No me interesa el personaje histórico, sino el literario, el existencial, tal como Anouilh lo describe. Becket, el Becket de la obra de teatro, se resiste a su candidatura como primado de la Iglesia de Inglaterra. Presiente que esa designación va a trastocar su vida y que las cosas nunca serán ya iguales.

Es el rey de Inglaterra, Enrique II Plantagenet, el que planifica y se empecina en su elección. En realidad diseña una mascarada, supone que colocando a su canciller como primado de la Iglesia de Inglaterra sometería esta a sus designios. Cree que el nuevo arzobispo de Canterbury, amigo y cómplice de juergas, subordinaría los intereses de la cruz a los de la espada.

Pero las cosas a veces se complican. Becket no estaba dispuesto a aceptar el papel de comparsa que se le había asignado. Si al comienzo siente pavor ante el nombramiento y por eso lo rehuye, es porque tiene la convicción de que el nuevo cargo va a encadenarle a una responsabilidad difícil de eludir. Lo que Anouilh llama “el honor de Dios”. Que es simple y llanamente ser honesto consigo mismo. No hacer trampa, en el lenguaje de los existencialistas. Becket sabía que iba a estar obligado a decir “no”.

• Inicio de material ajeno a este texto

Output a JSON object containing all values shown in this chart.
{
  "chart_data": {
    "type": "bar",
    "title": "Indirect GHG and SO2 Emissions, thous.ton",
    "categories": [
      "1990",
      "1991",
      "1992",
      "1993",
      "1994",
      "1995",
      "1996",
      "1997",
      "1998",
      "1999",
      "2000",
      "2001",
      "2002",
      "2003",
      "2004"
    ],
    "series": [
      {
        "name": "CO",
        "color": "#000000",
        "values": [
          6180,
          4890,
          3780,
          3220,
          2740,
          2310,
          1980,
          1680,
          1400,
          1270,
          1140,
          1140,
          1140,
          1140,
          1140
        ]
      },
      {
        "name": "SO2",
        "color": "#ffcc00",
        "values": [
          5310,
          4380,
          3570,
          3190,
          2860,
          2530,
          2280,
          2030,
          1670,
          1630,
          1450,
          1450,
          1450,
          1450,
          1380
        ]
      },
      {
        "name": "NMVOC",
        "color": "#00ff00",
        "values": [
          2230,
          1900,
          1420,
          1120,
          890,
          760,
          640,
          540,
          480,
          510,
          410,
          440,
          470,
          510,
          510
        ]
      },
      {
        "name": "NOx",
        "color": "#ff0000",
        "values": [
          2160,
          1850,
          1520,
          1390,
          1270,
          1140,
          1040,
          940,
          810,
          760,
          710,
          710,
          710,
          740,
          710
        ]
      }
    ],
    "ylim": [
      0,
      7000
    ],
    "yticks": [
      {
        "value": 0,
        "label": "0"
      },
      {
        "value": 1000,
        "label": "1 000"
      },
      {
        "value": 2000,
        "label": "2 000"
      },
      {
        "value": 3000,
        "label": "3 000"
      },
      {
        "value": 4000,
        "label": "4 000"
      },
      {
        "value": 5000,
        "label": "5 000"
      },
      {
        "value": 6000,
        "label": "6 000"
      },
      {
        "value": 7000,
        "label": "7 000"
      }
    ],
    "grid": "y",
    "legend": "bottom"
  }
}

Bien sabemos todos lo mucho que Anguita se resistió a su nombramiento. En esta ocasión no hubo un rey, pero sí un grupo de barones que tenían diseñado el camino a recorrer. Izquierda Unida debería caminar hacia la modernidad, hacia la moderación, hacia lo políticamente correcto; buscaron alguien que por una parte tuviese tirón electoral, gancho popular y que al mismo tiempo fuese manejable, instrumento dócil en sus manos. Nada mejor que alguien de provincias, desconocedor de los intríngulis y artificios de la Corte, y, por lo tanto, fácilmente manipulable, adaptable a sus designios.

Ahora que en Europa se ha puesto de moda lo de la tercera vía, deberíamos recordar que nuestro país ha sido pionero en la materia. La izquierda española estuvo presta a acomodarse a las exigencias del pragmatismo. Gato blanco, gato negro, lo importante es que cace ratones. El mérito de Julio Anguita ha consistido en haber sabido decir “no”. En entender que había una raya que no era lícito traspasar; que más allá la izquierda dejaba de ser izquierda. Se perdía la identidad aunque se mantuviese el nombre. Un simple problema de dignidad.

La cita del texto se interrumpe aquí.